How did you fare in your parenting goals this year?
What you need to know:
When you were single, you hopped from one job to another without much care. Now that you have children, it is not as easy because you must make decisions that are in the best interests of your children.
Did you have parenting goals at the beginning of this year or are you like most parents who have none? Management guru, Peter Drucker says, “What gets measured gets managed.”
When you have a goal and you regularly measure your performance against it, you adjust the sails according to the wind and remain focused.
The year is coming to an end in a few days. It may have been a difficult one or a great one depending on the parenting goals you set for yourself at its beginning. Whatever has been or not been this year, you can use this Christmas holiday season time to improve yourself and your parenting role next year.
For a better analysis in order to arrive at a fair conclusion about the state of your parenting, you may want to get your children and the rest of the family members involved in this process because they are on your team.
Do not blame yourself
The results of your evaluation might not be very pleasing, but remember there is no perfect parent. So, be easy on yourself. Maybe you have been the one short on patience or the one feeling guilty for not spending enough time with your children or the one who rules over your children more harshly than graciously loving them.
Acknowledge you made many mistakes and there were many lowlights, but parenting does not come with a manual. You are learning on the job. So cut yourself some slack. Call the rest of the family together, bake some cake, pop the champagne, toast and congratulate yourselves for making it through this year.
Explore
Maybe you have been holding back in fear instead of taking bold moves and this has cost you good parenting opportunities. Parents can sometimes be afraid of confronting family situations and leave them to fester. Before you know it, they are out of control. For instance, you have been putting off the responsibility of reigning in on your wayward son, thinking it will somehow go away. No, it will not.

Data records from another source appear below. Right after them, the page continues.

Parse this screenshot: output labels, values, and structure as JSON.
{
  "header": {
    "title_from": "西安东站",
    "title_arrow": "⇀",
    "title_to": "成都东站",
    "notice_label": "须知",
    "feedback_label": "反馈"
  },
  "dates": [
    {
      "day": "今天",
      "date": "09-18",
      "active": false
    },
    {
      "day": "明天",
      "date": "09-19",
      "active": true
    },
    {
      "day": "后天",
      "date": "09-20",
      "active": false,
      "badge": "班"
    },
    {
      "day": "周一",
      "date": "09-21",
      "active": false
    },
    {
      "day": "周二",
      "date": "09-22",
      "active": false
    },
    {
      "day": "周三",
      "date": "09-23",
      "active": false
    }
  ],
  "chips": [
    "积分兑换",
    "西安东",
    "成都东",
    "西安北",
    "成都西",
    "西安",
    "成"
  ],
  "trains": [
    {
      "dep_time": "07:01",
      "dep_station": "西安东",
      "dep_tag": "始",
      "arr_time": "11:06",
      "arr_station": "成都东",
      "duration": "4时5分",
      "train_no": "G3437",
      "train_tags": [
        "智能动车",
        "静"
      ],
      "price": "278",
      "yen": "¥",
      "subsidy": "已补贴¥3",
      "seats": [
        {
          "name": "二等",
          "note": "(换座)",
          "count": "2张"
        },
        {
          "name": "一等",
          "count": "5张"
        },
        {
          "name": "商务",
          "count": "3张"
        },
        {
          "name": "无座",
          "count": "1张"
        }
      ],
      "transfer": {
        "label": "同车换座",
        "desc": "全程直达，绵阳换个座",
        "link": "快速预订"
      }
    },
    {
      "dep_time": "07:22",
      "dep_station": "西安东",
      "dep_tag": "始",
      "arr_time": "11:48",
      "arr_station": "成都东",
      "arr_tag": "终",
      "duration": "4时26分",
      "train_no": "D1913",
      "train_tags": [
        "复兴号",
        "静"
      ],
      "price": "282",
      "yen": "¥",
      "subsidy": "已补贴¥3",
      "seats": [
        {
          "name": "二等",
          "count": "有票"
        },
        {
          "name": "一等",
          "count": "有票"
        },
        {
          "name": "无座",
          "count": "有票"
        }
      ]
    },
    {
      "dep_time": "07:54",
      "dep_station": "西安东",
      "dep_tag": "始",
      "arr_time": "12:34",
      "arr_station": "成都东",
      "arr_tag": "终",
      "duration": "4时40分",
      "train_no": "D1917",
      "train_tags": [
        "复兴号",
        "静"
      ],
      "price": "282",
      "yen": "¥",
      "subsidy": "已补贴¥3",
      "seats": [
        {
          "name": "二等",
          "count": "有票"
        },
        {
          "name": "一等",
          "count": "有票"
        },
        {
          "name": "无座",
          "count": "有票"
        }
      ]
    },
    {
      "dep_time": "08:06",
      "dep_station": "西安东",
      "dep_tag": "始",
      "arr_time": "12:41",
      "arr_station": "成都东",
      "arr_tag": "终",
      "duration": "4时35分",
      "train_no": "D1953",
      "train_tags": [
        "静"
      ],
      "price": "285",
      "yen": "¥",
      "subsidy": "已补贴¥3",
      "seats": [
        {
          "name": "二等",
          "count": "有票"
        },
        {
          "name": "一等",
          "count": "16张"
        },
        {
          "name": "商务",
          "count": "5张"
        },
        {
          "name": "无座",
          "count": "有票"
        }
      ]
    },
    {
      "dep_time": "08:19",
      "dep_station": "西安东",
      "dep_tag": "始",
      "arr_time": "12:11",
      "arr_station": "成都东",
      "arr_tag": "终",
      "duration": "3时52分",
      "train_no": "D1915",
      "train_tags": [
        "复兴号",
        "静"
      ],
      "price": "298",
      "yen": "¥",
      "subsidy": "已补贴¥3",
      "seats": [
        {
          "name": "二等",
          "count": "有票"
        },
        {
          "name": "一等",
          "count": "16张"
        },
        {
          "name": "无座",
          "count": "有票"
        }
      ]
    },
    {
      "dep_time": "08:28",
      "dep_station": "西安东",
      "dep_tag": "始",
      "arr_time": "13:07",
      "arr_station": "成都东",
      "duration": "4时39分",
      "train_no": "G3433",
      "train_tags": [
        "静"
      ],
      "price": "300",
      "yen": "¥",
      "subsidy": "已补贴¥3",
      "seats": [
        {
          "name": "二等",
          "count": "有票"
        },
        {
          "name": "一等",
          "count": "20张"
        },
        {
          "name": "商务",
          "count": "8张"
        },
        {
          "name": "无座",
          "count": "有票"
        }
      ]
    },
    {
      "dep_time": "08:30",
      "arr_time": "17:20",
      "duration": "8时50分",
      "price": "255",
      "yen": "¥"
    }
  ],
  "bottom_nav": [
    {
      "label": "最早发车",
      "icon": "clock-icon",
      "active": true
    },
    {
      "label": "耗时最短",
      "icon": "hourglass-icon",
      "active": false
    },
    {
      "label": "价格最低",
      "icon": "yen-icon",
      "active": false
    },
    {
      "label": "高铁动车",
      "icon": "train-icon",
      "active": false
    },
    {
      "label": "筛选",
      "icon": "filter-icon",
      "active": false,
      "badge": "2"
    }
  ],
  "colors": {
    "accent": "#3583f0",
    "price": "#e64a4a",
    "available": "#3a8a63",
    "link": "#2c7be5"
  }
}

You may want to devise means to confront this situation in the New Year, but the boldness starts now. Ask yourself: What will happen to this child if I do not help him now? That should give you the push to make the critical decision now.
Exercise
Maybe you have not had the time for physical exercises this year. You have put on some extra pounds that you feel uncomfortable carrying yourself around. Or you have not been caring about your nutritional needs; you want to change from eating junk to eating organic food. Both are healthy goals. If you want to be in good shape going into the New Year, you may as well start now. Perhaps you already know what to do and all you need is to be decisive about it. Now is the perfect time to get a thorough medical check-up.
Express gratitude
Gratitude is like praise; only useful when it is given. Expressing gratitude to those who have stood with you this year is basic good manners. Write these people “thank you” notes, or poems, or give them a call today and tell them how much you appreciated their time, wisdom, money and time they shared with you and your children. You can take it further by buying them a gift.
Declutter
It is the end of the year and you probably have accumulated so much you want to de-clutter your home of unnecessary stuff such as décor, furniture, clothes, and shoes, and rearrange the rest to give your home a fresh look and feel. You may want to donate some to friends and family or trash it, so you can start the New Year with little baggage.
Manage your money better
If there is anything that the Covid-19 pandemic taught us, it is to be frugal with the little resources we have. This means being financially disciplined to make it through these times while taking good care of our families. It is not too late to start saving and paying off some of your debts starting with the small ones.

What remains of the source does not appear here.